El alcalde de Albalat, Filiberto Prats, también figura en el numeroso grupo de los indignados: «Están aquí toda la vida y de pronto se van porque dicen que no ganan dinero». «Pedimos que nos pusieran un cajero, pero nada y encima nos mintieron, porque decían que el inmueble era de alquiler y tenían que dejarlo, cuando en realidad no era así», añade. «¿Por qué siempre lo pagan los pobres?», pregunta tras salir de una pequeña tienda en la misma plaza donde parece que se vende de todo. O casi.

Por debajo del malestar, queda latente otra impresión, la de la resignación. Una clienta «de toda la vida», ama de casa en paro de mediana edad, espera su turno frente a la puerta del «ofibús», acompañada de un perro. «Me hace falta dinero», asegura antes de confesar que hasta ahora se desplazaba a Gilet.
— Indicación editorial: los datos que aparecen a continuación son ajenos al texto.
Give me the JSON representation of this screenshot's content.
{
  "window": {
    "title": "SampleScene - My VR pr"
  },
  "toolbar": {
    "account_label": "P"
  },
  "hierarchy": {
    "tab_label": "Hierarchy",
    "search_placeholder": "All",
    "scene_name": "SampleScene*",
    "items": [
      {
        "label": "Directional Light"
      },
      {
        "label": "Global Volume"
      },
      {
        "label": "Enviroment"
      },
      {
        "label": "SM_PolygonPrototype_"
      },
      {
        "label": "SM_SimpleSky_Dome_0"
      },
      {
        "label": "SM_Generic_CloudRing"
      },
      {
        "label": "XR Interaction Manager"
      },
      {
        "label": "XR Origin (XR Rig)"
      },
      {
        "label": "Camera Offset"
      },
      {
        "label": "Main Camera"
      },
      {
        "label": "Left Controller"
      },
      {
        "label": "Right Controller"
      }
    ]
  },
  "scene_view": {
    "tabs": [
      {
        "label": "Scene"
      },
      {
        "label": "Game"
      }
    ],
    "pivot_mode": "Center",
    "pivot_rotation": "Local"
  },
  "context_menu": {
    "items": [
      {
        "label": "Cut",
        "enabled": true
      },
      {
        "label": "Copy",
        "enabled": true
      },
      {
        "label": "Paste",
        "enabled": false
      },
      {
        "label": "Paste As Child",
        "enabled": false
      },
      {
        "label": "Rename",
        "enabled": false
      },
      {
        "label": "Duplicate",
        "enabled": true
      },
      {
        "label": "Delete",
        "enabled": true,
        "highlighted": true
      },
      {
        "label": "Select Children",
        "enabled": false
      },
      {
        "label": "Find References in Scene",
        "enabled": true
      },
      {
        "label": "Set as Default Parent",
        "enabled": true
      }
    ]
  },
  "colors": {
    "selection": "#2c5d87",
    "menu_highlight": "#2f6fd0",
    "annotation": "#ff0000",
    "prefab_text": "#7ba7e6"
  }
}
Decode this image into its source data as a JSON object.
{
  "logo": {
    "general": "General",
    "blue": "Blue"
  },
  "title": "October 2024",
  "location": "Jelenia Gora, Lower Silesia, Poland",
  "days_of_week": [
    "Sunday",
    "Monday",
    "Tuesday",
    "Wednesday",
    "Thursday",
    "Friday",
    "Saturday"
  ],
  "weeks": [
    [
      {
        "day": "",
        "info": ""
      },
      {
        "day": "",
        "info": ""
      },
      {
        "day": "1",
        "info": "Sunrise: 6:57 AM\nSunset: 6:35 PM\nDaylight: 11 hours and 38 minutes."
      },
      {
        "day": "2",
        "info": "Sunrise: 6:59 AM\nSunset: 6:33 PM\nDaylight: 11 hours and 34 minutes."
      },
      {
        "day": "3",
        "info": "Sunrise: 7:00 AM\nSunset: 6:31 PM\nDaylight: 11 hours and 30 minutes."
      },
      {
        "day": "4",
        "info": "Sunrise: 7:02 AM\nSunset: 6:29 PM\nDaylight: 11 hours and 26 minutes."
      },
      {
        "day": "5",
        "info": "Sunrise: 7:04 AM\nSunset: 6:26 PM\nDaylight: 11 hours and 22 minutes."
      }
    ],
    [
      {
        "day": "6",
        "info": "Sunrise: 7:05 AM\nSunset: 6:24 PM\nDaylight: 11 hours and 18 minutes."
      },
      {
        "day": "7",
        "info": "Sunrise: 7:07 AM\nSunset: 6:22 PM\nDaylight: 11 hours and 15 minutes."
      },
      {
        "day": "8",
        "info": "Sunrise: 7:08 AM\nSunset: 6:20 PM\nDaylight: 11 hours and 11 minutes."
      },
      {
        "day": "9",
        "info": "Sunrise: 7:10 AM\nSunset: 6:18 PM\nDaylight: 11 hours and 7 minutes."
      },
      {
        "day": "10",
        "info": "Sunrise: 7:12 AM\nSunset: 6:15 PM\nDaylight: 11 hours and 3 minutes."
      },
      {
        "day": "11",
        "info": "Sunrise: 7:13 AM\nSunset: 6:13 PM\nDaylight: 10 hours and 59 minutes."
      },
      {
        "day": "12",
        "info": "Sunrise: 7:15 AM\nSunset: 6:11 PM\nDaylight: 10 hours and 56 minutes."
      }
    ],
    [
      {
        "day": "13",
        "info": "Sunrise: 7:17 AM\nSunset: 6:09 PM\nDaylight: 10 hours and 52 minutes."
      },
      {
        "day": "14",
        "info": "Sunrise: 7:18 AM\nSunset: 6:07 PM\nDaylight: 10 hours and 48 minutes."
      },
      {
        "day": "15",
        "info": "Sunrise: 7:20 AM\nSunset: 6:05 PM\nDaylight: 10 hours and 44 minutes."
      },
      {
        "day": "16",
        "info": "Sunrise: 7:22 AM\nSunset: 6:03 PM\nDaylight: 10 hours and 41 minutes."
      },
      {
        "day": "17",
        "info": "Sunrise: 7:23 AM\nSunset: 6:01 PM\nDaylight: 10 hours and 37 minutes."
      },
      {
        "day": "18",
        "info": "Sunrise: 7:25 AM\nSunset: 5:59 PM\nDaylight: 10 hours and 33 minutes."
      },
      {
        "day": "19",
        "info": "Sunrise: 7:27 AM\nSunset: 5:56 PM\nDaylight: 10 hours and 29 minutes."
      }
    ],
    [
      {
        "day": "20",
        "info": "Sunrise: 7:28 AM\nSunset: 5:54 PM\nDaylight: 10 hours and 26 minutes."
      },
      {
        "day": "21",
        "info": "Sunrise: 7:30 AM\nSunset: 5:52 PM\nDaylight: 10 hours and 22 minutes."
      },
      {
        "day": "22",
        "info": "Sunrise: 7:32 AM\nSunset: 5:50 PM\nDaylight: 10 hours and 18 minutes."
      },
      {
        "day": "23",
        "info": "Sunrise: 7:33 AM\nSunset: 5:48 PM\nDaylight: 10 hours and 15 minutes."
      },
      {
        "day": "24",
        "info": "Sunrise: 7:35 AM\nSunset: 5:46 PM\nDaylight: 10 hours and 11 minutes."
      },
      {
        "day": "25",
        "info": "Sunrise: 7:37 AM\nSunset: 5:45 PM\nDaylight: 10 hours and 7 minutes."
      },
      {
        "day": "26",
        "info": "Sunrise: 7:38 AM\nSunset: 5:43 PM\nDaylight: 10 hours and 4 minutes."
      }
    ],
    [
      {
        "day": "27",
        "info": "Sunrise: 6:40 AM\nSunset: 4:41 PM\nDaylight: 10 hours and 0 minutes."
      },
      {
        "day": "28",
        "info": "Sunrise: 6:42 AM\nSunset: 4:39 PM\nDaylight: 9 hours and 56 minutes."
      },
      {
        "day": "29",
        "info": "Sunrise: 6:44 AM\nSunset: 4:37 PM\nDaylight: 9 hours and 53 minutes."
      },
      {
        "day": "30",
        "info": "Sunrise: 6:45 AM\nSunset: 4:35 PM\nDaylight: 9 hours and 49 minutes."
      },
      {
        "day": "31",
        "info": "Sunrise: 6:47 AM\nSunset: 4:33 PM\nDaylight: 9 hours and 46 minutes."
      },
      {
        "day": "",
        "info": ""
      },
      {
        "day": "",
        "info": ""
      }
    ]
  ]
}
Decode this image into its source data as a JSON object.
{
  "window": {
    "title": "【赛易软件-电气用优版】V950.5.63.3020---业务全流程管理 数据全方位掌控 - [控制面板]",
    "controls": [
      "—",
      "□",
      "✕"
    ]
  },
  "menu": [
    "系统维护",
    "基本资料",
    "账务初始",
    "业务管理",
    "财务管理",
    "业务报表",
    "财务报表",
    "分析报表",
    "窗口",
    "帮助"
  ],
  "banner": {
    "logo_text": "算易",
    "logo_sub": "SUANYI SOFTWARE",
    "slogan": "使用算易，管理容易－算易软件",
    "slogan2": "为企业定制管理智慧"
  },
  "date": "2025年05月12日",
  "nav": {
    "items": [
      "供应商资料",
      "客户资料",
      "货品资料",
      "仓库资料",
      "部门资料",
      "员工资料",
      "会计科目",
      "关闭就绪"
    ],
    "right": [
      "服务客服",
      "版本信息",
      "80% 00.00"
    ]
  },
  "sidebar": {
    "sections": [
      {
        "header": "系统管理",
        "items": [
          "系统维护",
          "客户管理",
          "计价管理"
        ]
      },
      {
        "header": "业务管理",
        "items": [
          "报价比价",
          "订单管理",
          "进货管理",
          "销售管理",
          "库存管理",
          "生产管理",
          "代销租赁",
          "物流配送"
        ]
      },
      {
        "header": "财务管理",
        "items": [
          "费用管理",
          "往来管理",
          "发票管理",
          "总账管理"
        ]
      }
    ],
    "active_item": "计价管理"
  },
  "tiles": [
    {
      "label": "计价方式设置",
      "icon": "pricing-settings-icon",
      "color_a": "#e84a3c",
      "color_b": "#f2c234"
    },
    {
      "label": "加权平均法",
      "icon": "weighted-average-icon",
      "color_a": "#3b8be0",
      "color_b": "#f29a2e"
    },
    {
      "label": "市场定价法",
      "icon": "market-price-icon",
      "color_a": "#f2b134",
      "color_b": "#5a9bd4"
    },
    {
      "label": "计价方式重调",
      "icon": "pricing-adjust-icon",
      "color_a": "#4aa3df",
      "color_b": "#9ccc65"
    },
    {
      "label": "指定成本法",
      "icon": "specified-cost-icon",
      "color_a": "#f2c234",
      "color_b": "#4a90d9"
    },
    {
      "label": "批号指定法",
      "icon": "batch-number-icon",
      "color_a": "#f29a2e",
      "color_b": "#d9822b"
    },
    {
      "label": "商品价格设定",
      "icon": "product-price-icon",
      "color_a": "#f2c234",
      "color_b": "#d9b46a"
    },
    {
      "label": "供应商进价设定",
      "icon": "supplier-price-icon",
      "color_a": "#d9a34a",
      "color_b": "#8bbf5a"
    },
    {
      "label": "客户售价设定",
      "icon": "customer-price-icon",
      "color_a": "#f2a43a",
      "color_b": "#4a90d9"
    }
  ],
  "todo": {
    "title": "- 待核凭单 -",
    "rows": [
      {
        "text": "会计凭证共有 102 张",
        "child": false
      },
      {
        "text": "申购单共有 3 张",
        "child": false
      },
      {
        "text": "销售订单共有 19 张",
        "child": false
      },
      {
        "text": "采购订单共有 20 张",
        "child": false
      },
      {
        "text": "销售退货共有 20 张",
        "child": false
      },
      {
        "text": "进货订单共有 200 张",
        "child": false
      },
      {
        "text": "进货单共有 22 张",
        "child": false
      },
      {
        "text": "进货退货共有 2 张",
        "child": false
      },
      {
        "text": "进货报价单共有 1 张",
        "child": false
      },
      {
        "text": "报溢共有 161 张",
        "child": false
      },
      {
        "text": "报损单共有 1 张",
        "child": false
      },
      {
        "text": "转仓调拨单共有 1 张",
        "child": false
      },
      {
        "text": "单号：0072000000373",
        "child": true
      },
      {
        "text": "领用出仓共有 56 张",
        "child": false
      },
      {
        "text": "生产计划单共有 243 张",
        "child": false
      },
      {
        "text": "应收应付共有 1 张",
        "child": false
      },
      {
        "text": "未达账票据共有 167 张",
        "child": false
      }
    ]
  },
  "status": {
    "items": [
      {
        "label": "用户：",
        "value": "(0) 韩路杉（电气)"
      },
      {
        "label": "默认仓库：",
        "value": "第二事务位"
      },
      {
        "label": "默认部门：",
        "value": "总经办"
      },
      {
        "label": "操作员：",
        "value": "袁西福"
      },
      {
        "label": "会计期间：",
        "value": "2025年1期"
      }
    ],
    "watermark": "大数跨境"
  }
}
Es su primera vez. Pide el anonimato. Admite que ha sido una de las personas perjudicadas por la comercialización de participaciones preferentes. En su caso, el arbitraje no le devolvió el dinero. Dice que «mira otras opciones», pero allí está a la espera de que la atiendan en la angosta oficina de un autobús que en realidad es una furgoneta.«Si no hay otra cosa, por lo menos...», concluye, mientras a pocos metros, en el bar de la plaza, la gente va terminando un almuerzo generoso. Alguien, incluso, se ha pedido una copa de cava. No todo iban a ser malas noticias.